Page 1 of 1

Determining if sequential file has correct number of columns

Posted: Thu Feb 19, 2009 11:13 pm
by sbass1
Hi,

Say I have a CSV file like so:

Foo,Bar,"Unit 1, 234 Main St, Sydney",Blah

With the correct sequential file link format parameters, this will become:

Col1=Foo
Col2=Bar
Col3=Unit 1, 234 Main St, Sydney
Col4=Blah

I have a requirement to ensure the input file has the correct number of columns.

My validation code reads the entire line as one long string and counts commas, like so:

ColumnCount = Dcount(Extract.DataLine,",") (ColumnCount is a stage var)
BadRow = ColumnCount ne $SoureFileColumnCount (Job parameter == 72)

You see my quandry above - I reject rows where commas are embedded within the quote characters.

Now, I may be able to get the source system to create the file with another delimiter, say tilde, where I'm guaranteed that it will ONLY be EVER used as a delimiter only. If so, my functional problem is solved.

However, I still have these questions:

1) Is the above a good approach (counting delimiters in the incoming file?)

2) I note with great sadness that regular expressions are not supported (at least OOTB) in DS 7.x. I have read for example viewtopic.php?t=107882.

If regex's were supported, there are some complex regex's that will return "all hits for char X except when between quotes". It's been a while since I've coded one of these, but Google is my friend...

So, is there the functional equivalent in DS of "return a count of char X unless it is between quotes" without the use of reqular expressions?

Thanks,
Scott

Posted: Thu Feb 19, 2009 11:33 pm
by ray.wurlod
Resist stupid requrements!

Let the metadata do it for you.
If you must, define a fifth field (VarChar).
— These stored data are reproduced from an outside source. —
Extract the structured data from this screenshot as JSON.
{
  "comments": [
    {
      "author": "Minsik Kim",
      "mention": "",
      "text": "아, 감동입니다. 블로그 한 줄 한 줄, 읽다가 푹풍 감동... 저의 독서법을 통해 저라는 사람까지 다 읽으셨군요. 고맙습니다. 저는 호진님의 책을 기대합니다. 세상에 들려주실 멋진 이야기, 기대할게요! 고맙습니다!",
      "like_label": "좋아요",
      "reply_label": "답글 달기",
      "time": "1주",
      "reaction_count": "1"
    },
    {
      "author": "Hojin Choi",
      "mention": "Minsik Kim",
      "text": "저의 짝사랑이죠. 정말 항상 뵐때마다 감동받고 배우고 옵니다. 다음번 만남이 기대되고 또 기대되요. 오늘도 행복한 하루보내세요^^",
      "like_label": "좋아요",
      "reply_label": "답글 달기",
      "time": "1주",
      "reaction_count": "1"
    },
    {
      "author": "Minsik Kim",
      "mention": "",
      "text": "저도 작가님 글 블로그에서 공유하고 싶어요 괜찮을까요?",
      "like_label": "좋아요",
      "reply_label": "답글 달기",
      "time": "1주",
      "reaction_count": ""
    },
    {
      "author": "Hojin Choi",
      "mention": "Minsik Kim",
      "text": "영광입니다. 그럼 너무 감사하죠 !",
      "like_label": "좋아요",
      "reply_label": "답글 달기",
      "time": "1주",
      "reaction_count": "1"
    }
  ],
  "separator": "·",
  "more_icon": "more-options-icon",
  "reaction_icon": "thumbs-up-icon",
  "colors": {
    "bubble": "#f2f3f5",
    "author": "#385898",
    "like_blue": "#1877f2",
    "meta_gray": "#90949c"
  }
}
If it is populated, then the line has too many fields.
Too few is a harder problem if field #4 can legitimately be empty.
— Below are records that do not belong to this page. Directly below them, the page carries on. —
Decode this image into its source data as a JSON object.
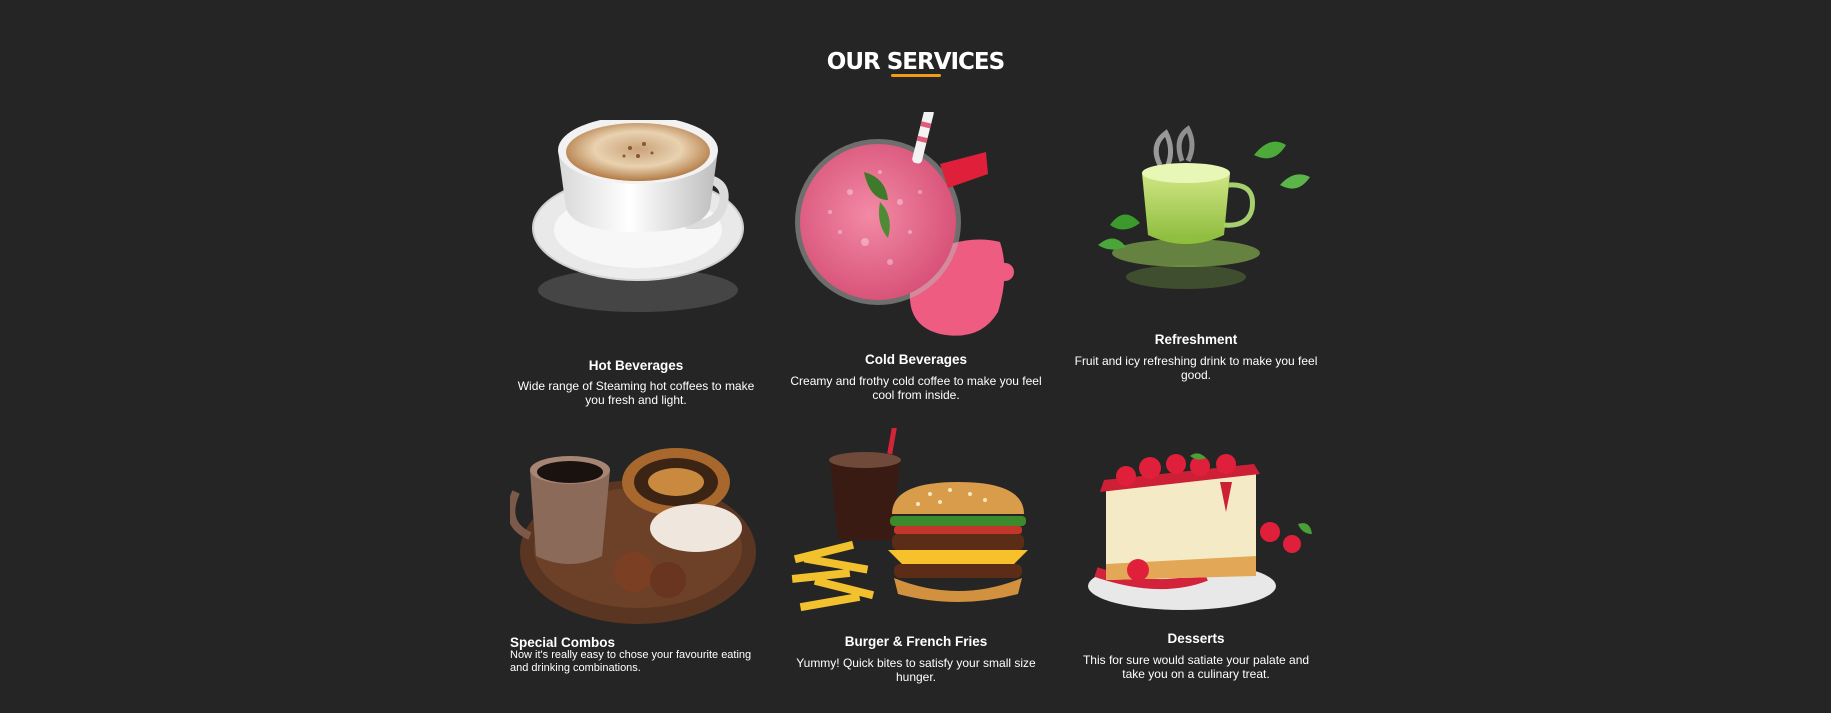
{
  "section": {
    "title": "OUR SERVICES"
  },
  "services": [
    {
      "title": "Hot Beverages",
      "description": "Wide range of Steaming hot coffees to make you fresh and light.",
      "icon": "coffee-cup-icon"
    },
    {
      "title": "Cold Beverages",
      "description": "Creamy and frothy cold coffee to make you feel cool from inside.",
      "icon": "smoothie-glass-icon"
    },
    {
      "title": "Refreshment",
      "description": "Fruit and icy refreshing drink to make you feel good.",
      "icon": "green-tea-icon"
    },
    {
      "title": "Special Combos",
      "description": "Now it's really easy to chose your favourite eating and drinking combinations.",
      "icon": "coffee-pastry-combo-icon"
    },
    {
      "title": "Burger & French Fries",
      "description": "Yummy! Quick bites to satisfy your small size hunger.",
      "icon": "burger-fries-icon"
    },
    {
      "title": "Desserts",
      "description": "This for sure would satiate your palate and take you on a culinary treat.",
      "icon": "cheesecake-icon"
    }
  ],
  "colors": {
    "background": "#252525",
    "accent": "#f39c12",
    "text": "#ffffff"
  }
}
Posted: Fri Feb 20, 2009 12:58 am
by ray.wurlod
It is easy enough to write such a function. Probably many have done so.

Posted: Fri Feb 20, 2009 4:35 pm
by sbass1
1. Yes, things are always easy to do when one knows how to do it. Would one of the "many who have do so" care to chime in with the details?

2. In the previous post I supplied the link for, it was for parallel jobs; does that post also apply to 7.x server jobs?

3. If it is so easy to do so, I wonder why the fleet of programmers at IBM haven't implemented it? It's certainly available in other ETL products I've used.

4. So are regex's supported in 8.x?

Posted: Fri Feb 20, 2009 5:08 pm
by ray.wurlod
1. That's the kind of thing I do for a living. See this page for example.

2. It's rarely a safe assumption that any answer relating to parallel jobs applies to server jobs.

3. Where's the business case? IBM don't do anything that won't turn a dollar.

4. No more than in earlier versions. Even the post to which you linked earlier included the statement that the full functionality of regular expressions is not supported out of the box.

Posted: Sat Feb 21, 2009 8:16 am
by Mike
Pre-validation of delimited flat files is not something that I've actually done. You are already well aware of the perils associated with delimited text files.

Here is the what I might typically do:
1) Ask for a fixed-width flat file.
2) Ask for a delimited file with a delimiter that is guaranteed by the sender to not be in the data.
3) Define the metadata in the sequential file stage and let the stage complain about too few or too many columns. Allow this to abort the job (I always prefer to set my warning limit at 1).

If none of these are acceptable, then I might create a simple DataStage job to preprocess and validate the file structure (I've never actually gotten as far as this option):
1) Define the sequential file with no field or record delimiters or quote characters.
2) Define a single CHAR(1) column.
3) Read the file one byte at a time counting delimiters. Stop counting when the quote character is read, resume counting when the next quote character is read, start over when a newline character is read.

If everything is parameterized, then this could become a reusable utility job.

Mike

Re: Determining if sequential file has correct number of col

Posted: Tue Feb 24, 2009 8:20 am
by PhilHibbs
sbass1 wrote:Say I have a CSV file like so:

Foo,Bar,"Unit 1, 234 Main St, Sydney",Blah
...
I have a requirement to ensure the input file has the correct number of columns.
...
If regex's were supported, there are some complex regex's that will return "all hits for char X except when between quotes". It's been a while since I've coded one of these, but Google is my friend...
I would be wary of a regex for this anyway. What convention does the file use for embedded quote characters? If it doubles them up like Excel and DataStage Server Jobs dos, then you're ok, but if it uses " like DataStage Parallel jobs do and Server jobs can be configured to do, then your regex becomes a lot more complicated.